I think that part of the work is to keep showing up and being present for what is right now. Getting out in nature is also helpful. I think giving ourselves the opportunity to not be reactive, to sit in a place of curiosity, and to lean into listening deeply is really important.
Community is absolutely critical. Community is what keeps me afloat, and being in community, holding space for community, and creating community reminds me how important I am, how valuable I am, but also how valuable everyone else is.
The roots of my resilience really come from my childhood and being encouraged to be my full self, even when the outside world was not encouraging me to do so. I remember dancing very, very early on, my mother playing music really loud on Saturday mornings and just dancing. That was such an important practice for me and I kept dancing.
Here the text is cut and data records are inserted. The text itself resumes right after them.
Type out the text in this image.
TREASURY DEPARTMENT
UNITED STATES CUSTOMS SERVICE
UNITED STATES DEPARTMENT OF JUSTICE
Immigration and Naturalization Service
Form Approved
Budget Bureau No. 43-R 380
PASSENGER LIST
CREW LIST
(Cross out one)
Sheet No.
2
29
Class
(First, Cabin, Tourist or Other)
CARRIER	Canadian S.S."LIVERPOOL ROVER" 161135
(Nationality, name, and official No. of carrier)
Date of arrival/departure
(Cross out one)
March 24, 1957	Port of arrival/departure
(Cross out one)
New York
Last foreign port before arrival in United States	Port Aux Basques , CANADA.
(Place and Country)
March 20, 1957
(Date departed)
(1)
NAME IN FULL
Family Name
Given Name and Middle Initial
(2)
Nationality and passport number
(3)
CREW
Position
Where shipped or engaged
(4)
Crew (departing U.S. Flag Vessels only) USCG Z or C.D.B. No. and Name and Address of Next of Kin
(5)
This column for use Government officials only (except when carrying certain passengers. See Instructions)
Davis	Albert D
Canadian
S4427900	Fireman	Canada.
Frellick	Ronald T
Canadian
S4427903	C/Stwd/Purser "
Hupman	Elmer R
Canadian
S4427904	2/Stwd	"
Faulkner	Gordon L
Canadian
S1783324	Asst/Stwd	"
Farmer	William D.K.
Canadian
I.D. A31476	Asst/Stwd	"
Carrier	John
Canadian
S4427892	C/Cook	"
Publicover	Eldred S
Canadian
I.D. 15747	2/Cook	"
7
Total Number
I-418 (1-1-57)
I was just dancing this morning in my room.
I believe that we deserve a world where we can walk down the streets and not worry about gun violence, where we can show up to our schools and have adequate public education where we can have access to clean water and not be drinking water full of lead, where we can have access to care and healing, where we can have a healthcare system that’s not led by big business, where we can have elected officials that actually are caring for the ones who are most marginalized. I believe that that world isn’t just possible. I think that world is absolutely necessary.
My invitation for folks is to lean into your imagination, to take that spark of your imagination seriously, and to believe in your imagination and to believe in the collective imagination. So much more is possible when we do it together.